Norris, Blessinger & Woebkenberg Orthopaedics & Spine

Orthopaedic Surgeons & Rehabilitation Centers located in Jasper, IN

If you suffer from chronic pain in your back or neck that worsens with movement, spine fusion surgery may greatly reduce or even eliminate your pain. The expert team of orthopaedic surgeons at Norris, Blessinger & Woebkenberg Orthopaedics & Spine in Jasper, Indiana, provides state-of-the-art technology with a patient-centered focus for those considering spinal fusion. The doctors have years of experience in successfully diagnosing and treating back pain and degenerative spinal conditions for the best orthopaedic care available in southern Indiana. To learn if spine fusion surgery can alleviate your chronic pain, call the office for a consultation or schedule online.

Spine Fusion Q & A

Norris, Blessinger & Woebkenberg Orthopaedics & Spine

What is spine fusion?

Spine fusion surgery permanently connects two or more of your vertebrae so they can no longer move individually. Essentially, this “welding” of vertebrae can improve stability, correct a spinal deformity, or reduce pain long term. It’s often recommended for spinal problems such as:

  • Spondylolisthesis, when one vertebra slips onto the vertebra below it
  • Herniated discs
  • Spinal weakness or instability as a result of severe arthritis
  • Broken vertebrae
  • Deformities like scoliosis
  • Degenerative disc disease
  • Infection or tumors
  • Spinal stenosis


Your orthopaedic surgeon typically only recommends spine fusion when they can accurately pinpoint the source of your pain. If they know precisely that your pain comes from moving two or more specific vertebrae, they can fuse those bones together to prevent further motion and therefore reduce pain and restore spinal stability.
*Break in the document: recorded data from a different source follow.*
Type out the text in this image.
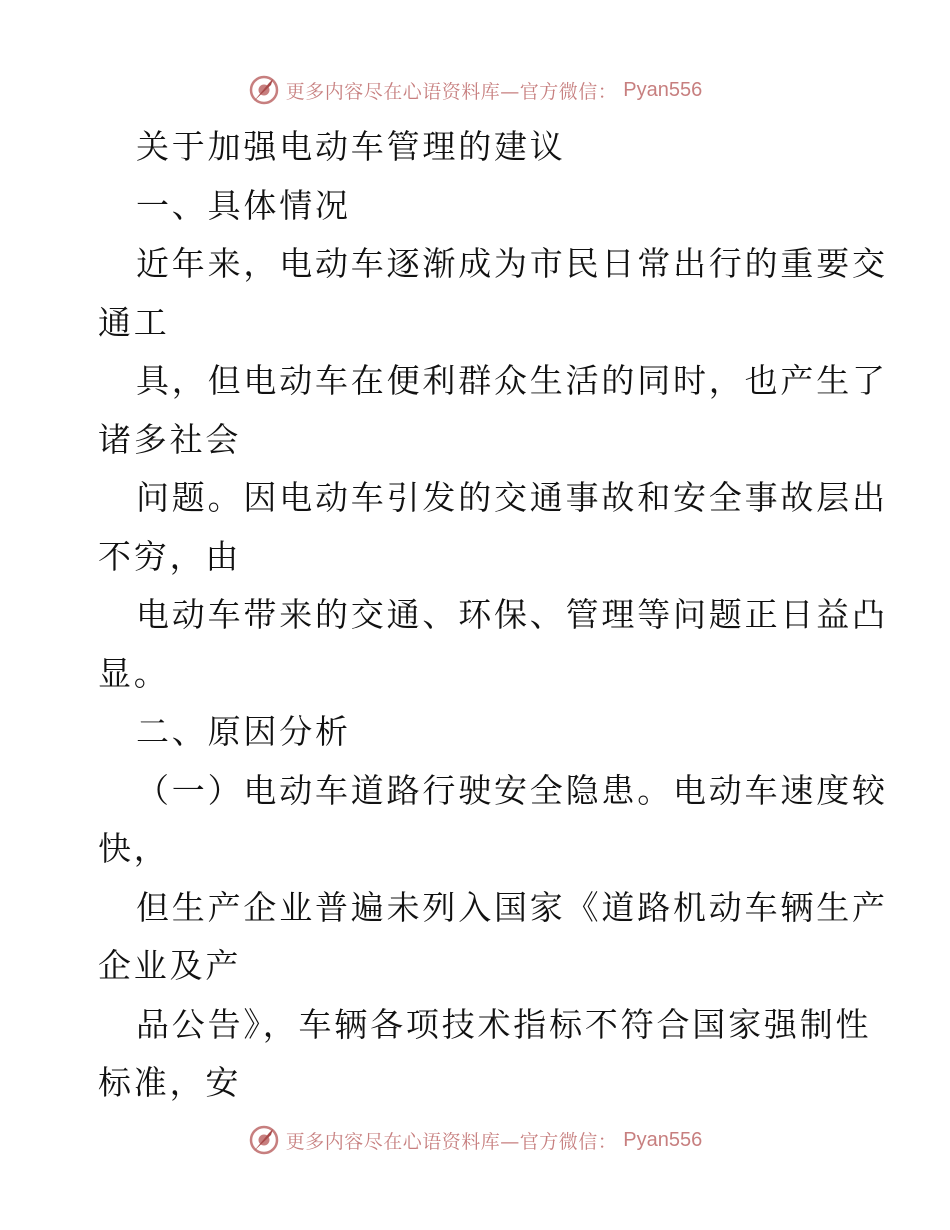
更多内容尽在心语资料库—官方微信： Pyan556
关于加强电动车管理的建议
一、具体情况
近年来，电动车逐渐成为市民日常出行的重要交
通工
具，但电动车在便利群众生活的同时，也产生了
诸多社会
问题。因电动车引发的交通事故和安全事故层出
不穷，由
电动车带来的交通、环保、管理等问题正日益凸
显。
二、原因分析
（一）电动车道路行驶安全隐患。电动车速度较
快，
但生产企业普遍未列入国家《道路机动车辆生产
企业及产
品公告》，车辆各项技术指标不符合国家强制性
标准，安
更多内容尽在心语资料库—官方微信： Pyan556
What does the spinal fusion procedure involve?

The procedure depends on which vertebrae in your spine will be fused together but in all cases, you’ll be under general anesthesia for the surgery. Usually, spinal fusion involves an incision to gain access to the vertebrae in your neck or back. Your surgeon can access your spine either from your back or the front of your body, such as through your abdomen or throat.
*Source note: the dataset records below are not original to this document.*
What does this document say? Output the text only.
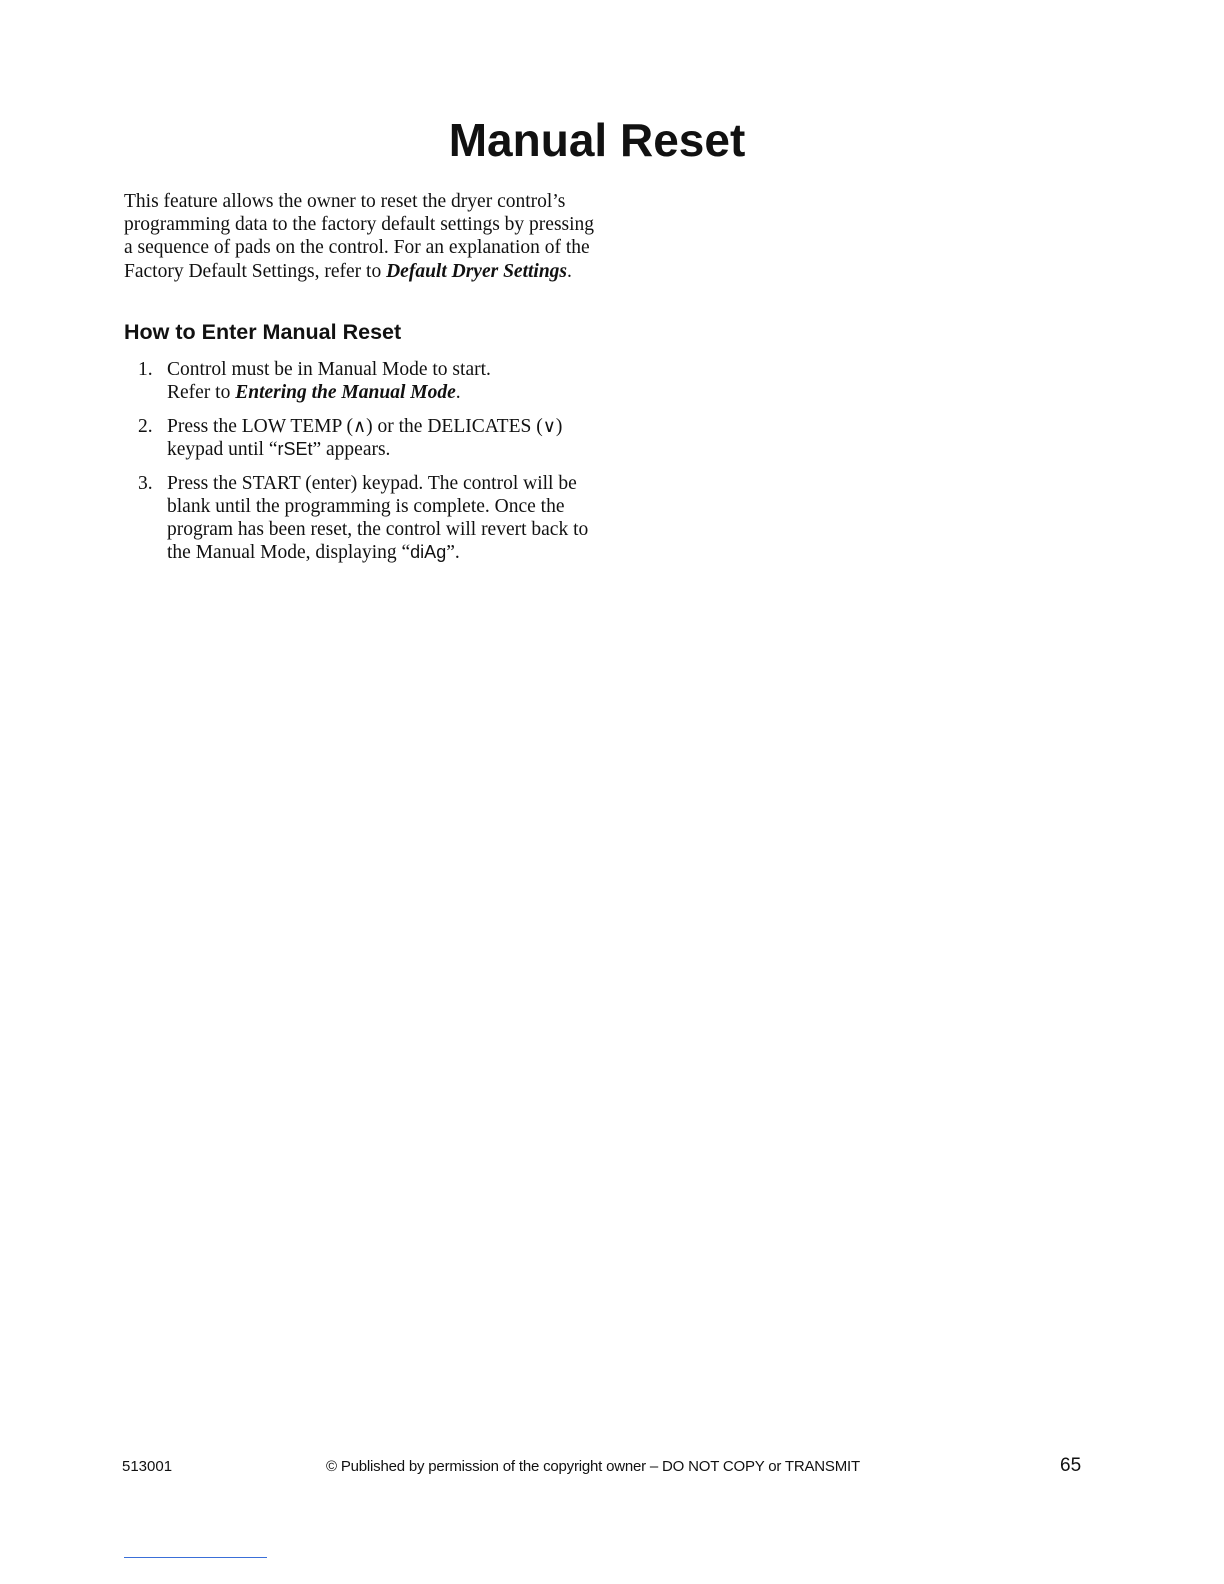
Manual Reset

This feature allows the owner to reset the dryer control’s programming data to the factory default settings by pressing a sequence of pads on the control. For an explanation of the Factory Default Settings, refer to Default Dryer Settings.

How to Enter Manual Reset
1. Control must be in Manual Mode to start.
Refer to Entering the Manual Mode.
2. Press the LOW TEMP (∧) or the DELICATES (∨) keypad until “rSEt” appears.
3. Press the START (enter) keypad. The control will be blank until the programming is complete. Once the program has been reset, the control will revert back to the Manual Mode, displaying “diAg”.
513001	© Published by permission of the copyright owner – DO NOT COPY or TRANSMIT	65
Next, they prepare the bone grafts they need to fuse your vertebrae together. Sometimes the bone graft comes from your own body or from a bone bank. Your orthopaedic surgeon may also use synthetic materials to help promote bone growth and speed up the fusion of your vertebrae.

Finally, your surgeon fuses the vertebrae together permanently, using the bone graft material. They may also use screws, rods, or metal plates to keep your spine in place while the bones heal.
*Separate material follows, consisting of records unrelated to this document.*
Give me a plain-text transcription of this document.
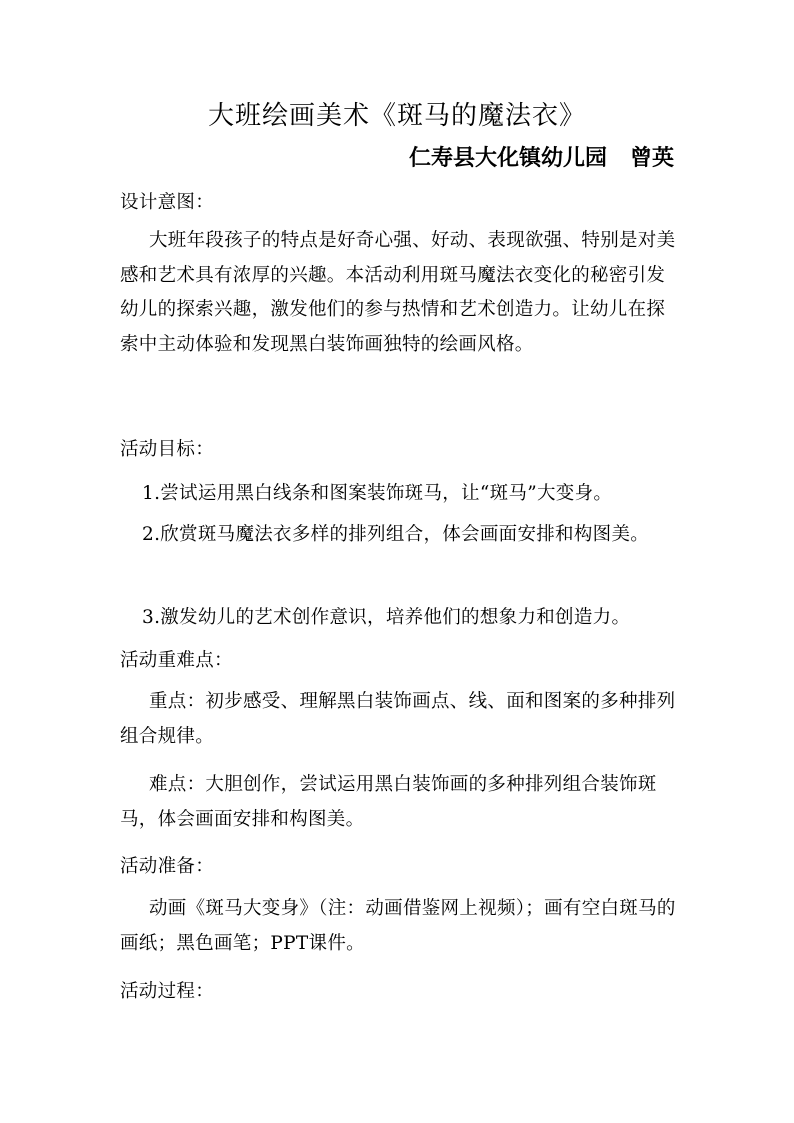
大班绘画美术《斑马的魔法衣》
仁寿县大化镇幼儿园   曾英
设计意图：
大班年段孩子的特点是好奇心强、好动、表现欲强、特别是对美感和艺术具有浓厚的兴趣。本活动利用斑马魔法衣变化的秘密引发幼儿的探索兴趣，激发他们的参与热情和艺术创造力。让幼儿在探索中主动体验和发现黑白装饰画独特的绘画风格。
活动目标：
1.尝试运用黑白线条和图案装饰斑马，让“斑马”大变身。
2.欣赏斑马魔法衣多样的排列组合，体会画面安排和构图美。
3.激发幼儿的艺术创作意识，培养他们的想象力和创造力。
活动重难点：
重点：初步感受、理解黑白装饰画点、线、面和图案的多种排列组合规律。
难点：大胆创作，尝试运用黑白装饰画的多种排列组合装饰斑马，体会画面安排和构图美。
活动准备：
动画《斑马大变身》（注：动画借鉴网上视频）；画有空白斑马的画纸；黑色画笔；PPT课件。
活动过程：
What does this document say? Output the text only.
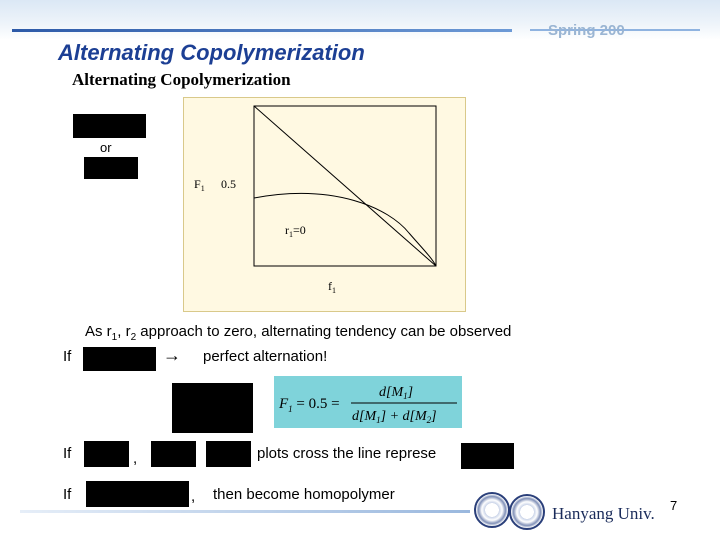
Spring 200
Alternating Copolymerization
Alternating Copolymerization
or
$F_1$ 0.5
$r_1=0$
$f_1$
As $r_1$, $r_2$ approach to zero, alternating tendency can be observed
If	→ perfect alternation!
$F_1 = 0.5$ =
$d[M_1]$
$d[M_1] + d[M_2]$
If	,	plots cross the line represe
If	, then become homopolymer
Hanyang Univ. 7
You can expect to stay in the hospital for 2-3 days after spine fusion surgery, and it may take several months until your bones completely fuse together. You wear a brace for a while to keep your spine properly aligned and add support as you recover.

What is recovery like after spine fusion?

Everyone is different, so your recovery depends on factors like your overall health and the extent of your surgery. You’ll most likely experience some pain and discomfort for the first several days, but that should decrease as you begin the healing process. Physical therapy can help as you recover so you can move, sit, and stand properly as your body heals with your spine in its correct position.